1 year ago this Sunday my world changed completely. Here is the post when everything happened.
1 year later and it still hurts. There is not one day that goes by that I do not think of Dax. It still hurts...just not as bad. I do not cry every day. I do not get upset as easily when someone mentions him or the situation. I am still healing. Every day is a process. I will never be over what happened nor am I ever going to forget.
The hardest part is the last memory I have is Dax in a casket. I hate that I had to see him like that and that he had to go through so much at such a young age. I would give anything for him to be here today.
I have had to answer things for his sister, questions she should have never had to ask. I have had to sit through court hearing after court hearing and stare at the child that did this, the child that caused so much anger and hate in me.
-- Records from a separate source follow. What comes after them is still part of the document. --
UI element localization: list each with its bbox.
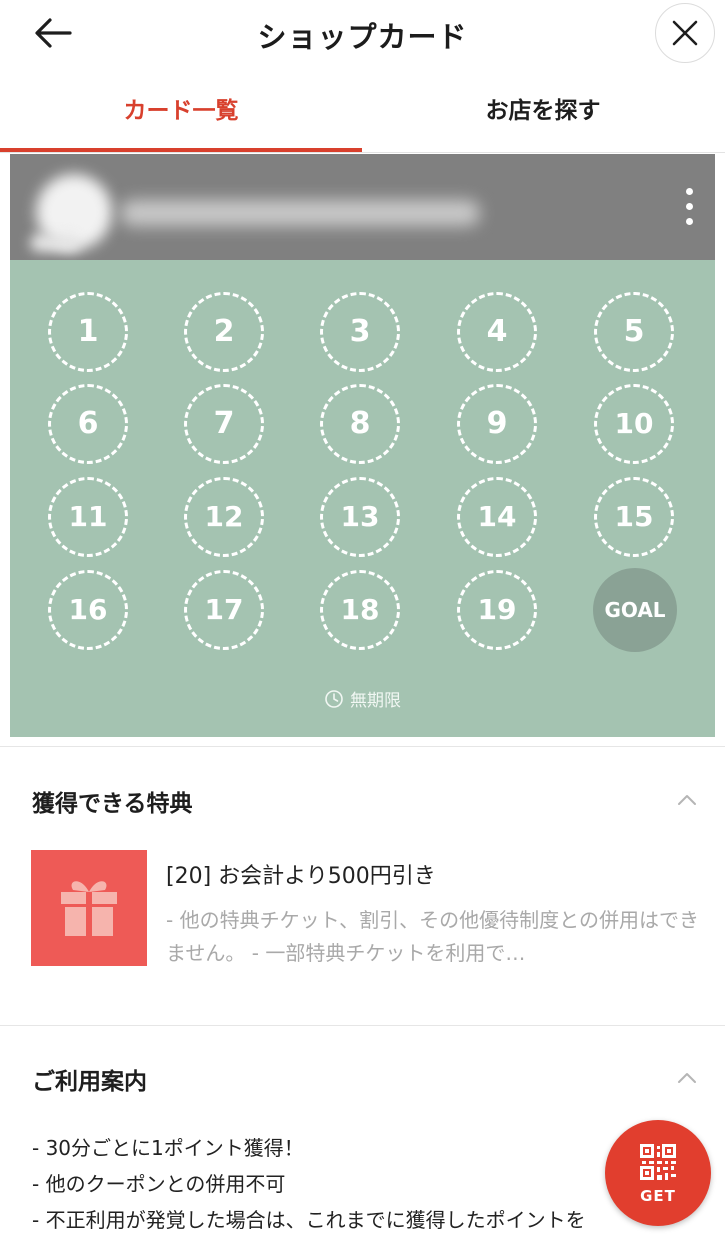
section-divider [0, 1025, 725, 1026]
stamp-slot: 13 [320, 477, 400, 557]
stamp-slot: 12 [184, 477, 264, 557]
stamp-slot: 19 [457, 570, 537, 650]
collapse-benefits-button[interactable] [676, 792, 698, 806]
shop-name-blurred [120, 200, 480, 226]
benefit-description: - 他の特典チケット、割引、その他優待制度との併用はできません。 - 一部特典チ… [166, 908, 699, 965]
get-button-label: GET [640, 1187, 676, 1205]
tab-find-shop[interactable]: お店を探す [362, 72, 724, 152]
benefit-title[interactable]: [20] お会計より500円引き [166, 858, 436, 890]
get-points-button[interactable]: GET [605, 1120, 711, 1226]
expiry-info: 無期限 [10, 686, 715, 711]
shop-card: 1 2 3 4 5 6 7 8 9 10 11 12 13 14 15 16 17 18 19 GOAL 無期限 [10, 154, 715, 737]
chevron-up-icon [678, 795, 696, 805]
stamp-slot: 9 [457, 384, 537, 464]
stamp-slot: 4 [457, 292, 537, 372]
page-title: ショップカード [257, 20, 468, 54]
active-tab-indicator [0, 148, 362, 152]
usage-line: - 不正利用が発覚した場合は、これまでに獲得したポイントを [32, 1208, 586, 1232]
qr-code-icon [640, 1144, 676, 1180]
clock-icon [325, 690, 343, 708]
more-dot-icon [686, 203, 693, 210]
benefit-thumbnail[interactable] [31, 850, 147, 966]
close-icon [672, 20, 698, 46]
top-bar: ショップカード [0, 0, 725, 70]
tab-bar: カード一覧 お店を探す [0, 72, 725, 153]
card-header [10, 154, 715, 260]
benefits-title: 獲得できる特典 [32, 791, 193, 817]
stamp-slot: 1 [48, 292, 128, 372]
gift-icon [61, 881, 117, 936]
stamp-slot: 16 [48, 570, 128, 650]
stamp-slot: 3 [320, 292, 400, 372]
more-options-button[interactable] [680, 188, 700, 228]
stamp-slot: 17 [184, 570, 264, 650]
expiry-text: 無期限 [350, 691, 401, 711]
more-dot-icon [686, 188, 693, 195]
usage-line: - 他のクーポンとの併用不可 [32, 1172, 286, 1196]
collapse-usage-button[interactable] [676, 1070, 698, 1084]
shop-avatar-shadow [30, 234, 80, 252]
goal-stamp: GOAL [593, 568, 677, 652]
stamp-slot: 8 [320, 384, 400, 464]
stamp-slot: 7 [184, 384, 264, 464]
stamp-slot: 18 [320, 570, 400, 650]
stamp-slot: 11 [48, 477, 128, 557]
stamp-slot: 15 [594, 477, 674, 557]
section-divider [0, 746, 725, 747]
stamp-slot: 6 [48, 384, 128, 464]
usage-line: - 30分ごとに1ポイント獲得！ [32, 1136, 304, 1160]
tab-card-list[interactable]: カード一覧 [0, 72, 362, 152]
stamp-slot: 10 [594, 384, 674, 464]
chevron-up-icon [678, 1073, 696, 1083]
stamp-slot: 2 [184, 292, 264, 372]
more-dot-icon [686, 218, 693, 225]
usage-title: ご利用案内 [32, 1069, 147, 1095]
close-button[interactable] [655, 3, 715, 63]
stamp-slot: 5 [594, 292, 674, 372]
stamp-slot: 14 [457, 477, 537, 557]
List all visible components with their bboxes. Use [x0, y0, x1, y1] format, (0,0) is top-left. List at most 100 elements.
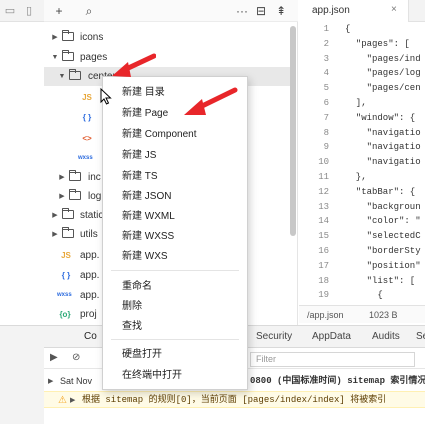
editor-status-bar: /app.json 1023 B	[299, 305, 425, 323]
code-line: "navigatio	[345, 142, 421, 153]
code-line: "color": "	[345, 216, 421, 227]
tree-item-label: icons	[80, 32, 104, 43]
line-number: 12	[318, 186, 329, 197]
context-menu: 新建 目录 新建 Page 新建 Component 新建 JS 新建 TS 新建 JSO…	[102, 76, 248, 390]
menu-item-new-wxss[interactable]: 新建 WXSS	[103, 227, 247, 247]
annotation-arrow-icon	[184, 87, 238, 115]
chevron-right-icon[interactable]: ▶	[48, 373, 53, 390]
chevron-right-icon[interactable]: ▶	[51, 225, 59, 244]
tab-console[interactable]: Co	[84, 331, 97, 342]
sidebar-toggle-icon[interactable]: ▶	[50, 352, 58, 363]
menu-item-new-json[interactable]: 新建 JSON	[103, 187, 247, 207]
chevron-right-icon[interactable]: ▶	[51, 28, 59, 47]
menu-item-find[interactable]: 查找	[103, 317, 247, 337]
code-line: "navigatio	[345, 127, 421, 138]
menu-item-new-component[interactable]: 新建 Component	[103, 125, 247, 145]
chevron-down-icon[interactable]: ▼	[51, 48, 59, 67]
line-number: 8	[323, 127, 329, 138]
code-line: {	[345, 290, 383, 301]
code-line: "navigatio	[345, 157, 421, 168]
line-number: 11	[318, 172, 329, 182]
split-view-icon[interactable]: ⊟	[254, 3, 268, 19]
explorer-scrollbar[interactable]	[290, 26, 296, 236]
log-message: 0800 (中国标准时间) sitemap 索引情况提	[250, 376, 425, 386]
file-path: /app.json	[307, 310, 344, 320]
code-line: "pages/log	[345, 68, 421, 79]
line-number: 1	[323, 24, 329, 34]
line-number: 5	[323, 83, 329, 94]
chevron-down-icon[interactable]: ▼	[58, 67, 66, 86]
warning-icon: ⚠	[58, 395, 67, 406]
menu-item-rename[interactable]: 重命名	[103, 277, 247, 297]
line-number: 17	[318, 260, 329, 271]
code-line: "pages/ind	[345, 53, 421, 64]
files-icon[interactable]: ▭	[3, 4, 17, 18]
tab-appdata[interactable]: AppData	[312, 331, 351, 342]
menu-item-delete[interactable]: 删除	[103, 297, 247, 317]
menu-item-new-wxml[interactable]: 新建 WXML	[103, 207, 247, 227]
folder-open-icon	[61, 48, 75, 67]
panel-icon[interactable]: ▯	[22, 4, 36, 18]
warning-message: 根据 sitemap 的规则[0]，当前页面 [pages/index/inde…	[82, 395, 387, 405]
tab-audits[interactable]: Audits	[372, 331, 400, 342]
code-line: "window": {	[345, 112, 416, 123]
code-area[interactable]: 1{2 "pages": [3 "pages/ind 4 "pages/log 5 …	[299, 22, 425, 302]
collapse-all-icon[interactable]: ⇞	[274, 3, 288, 19]
line-number: 4	[323, 68, 329, 79]
search-icon[interactable]: ⌕	[82, 3, 96, 19]
more-options-icon[interactable]: ···	[232, 3, 252, 19]
line-number: 6	[323, 98, 329, 108]
chevron-right-icon[interactable]: ▶	[58, 168, 66, 187]
menu-item-new-wxs[interactable]: 新建 WXS	[103, 247, 247, 267]
tree-item-icons[interactable]: ▶ icons	[44, 28, 292, 47]
tab-label: app.json	[312, 5, 350, 16]
menu-item-open-in-disk[interactable]: 硬盘打开	[103, 345, 247, 365]
code-line: "backgroun	[345, 201, 421, 212]
code-line: "tabBar": {	[345, 186, 416, 197]
json-file-icon: { }	[61, 271, 71, 280]
menu-item-new-js[interactable]: 新建 JS	[103, 146, 247, 166]
explorer-toolbar: + ⌕ ··· ⊟ ⇞	[44, 0, 298, 22]
editor-tab-bar: app.json ×	[299, 0, 425, 22]
js-file-icon: JS	[82, 93, 92, 102]
tab-sensor[interactable]: Se	[416, 331, 425, 342]
config-file-icon: {o}	[59, 310, 71, 319]
tree-item-label: app.	[80, 290, 100, 301]
line-number: 19	[318, 290, 329, 301]
tab-app-json[interactable]: app.json ×	[299, 0, 409, 22]
code-line: "selectedC	[345, 231, 421, 242]
chevron-right-icon[interactable]: ▶	[58, 187, 66, 206]
line-number: 9	[323, 142, 329, 153]
tab-security[interactable]: Security	[256, 331, 292, 342]
tree-item-label: proj	[80, 309, 97, 320]
wxml-file-icon: <>	[82, 134, 92, 143]
add-file-icon[interactable]: +	[52, 3, 66, 19]
clear-console-icon[interactable]: ⊘	[72, 352, 80, 363]
json-file-icon: { }	[82, 113, 92, 122]
code-editor: app.json × 1 {2 "pages": [3 "pages/ind 4 "…	[299, 0, 425, 325]
code-line: "pages/cen	[345, 83, 421, 94]
tree-item-pages[interactable]: ▼ pages	[44, 48, 292, 67]
code-line: "list": [	[345, 275, 416, 286]
tree-item-label: utils	[80, 229, 98, 240]
tree-item-label: app.	[80, 270, 100, 281]
chevron-right-icon[interactable]: ▶	[70, 392, 75, 407]
folder-open-icon	[68, 67, 82, 86]
close-icon[interactable]: ×	[391, 4, 397, 15]
chevron-right-icon[interactable]: ▶	[51, 206, 59, 225]
folder-icon	[68, 187, 82, 206]
menu-item-new-ts[interactable]: 新建 TS	[103, 167, 247, 187]
folder-icon	[61, 225, 75, 244]
filter-input[interactable]: Filter	[250, 352, 415, 367]
annotation-arrow-icon	[112, 53, 156, 77]
menu-separator	[111, 339, 239, 340]
activity-bar-bottom	[0, 325, 44, 424]
menu-item-open-in-terminal[interactable]: 在终端中打开	[103, 366, 247, 386]
tree-item-label: log	[88, 191, 102, 202]
wxss-file-icon: wxss	[57, 292, 72, 298]
activity-bar: ▭ ▯	[0, 0, 44, 22]
line-number: 7	[323, 112, 329, 123]
mouse-cursor-icon	[100, 88, 112, 105]
line-number: 10	[318, 157, 329, 168]
line-number: 2	[323, 38, 329, 49]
It has taken time and is still is taking me time to try and forgive him.
The big thing is I do not want Dax remember for being the boy who got shot. I want people to remember him for his energy, his fun and playfulness, his character and personality. Everyone loved him and loved being around him. He was a good kid. He loved to test the limits and try to get away with as much as possible but he was an amazing child who was so so smart.
He now has a family hurting and healing and missing him deeply. At night when I am outside I talk to him. Crazy..but I do. I feel like he is always with me and will always be.
I love and miss my little weasel and we will be together again.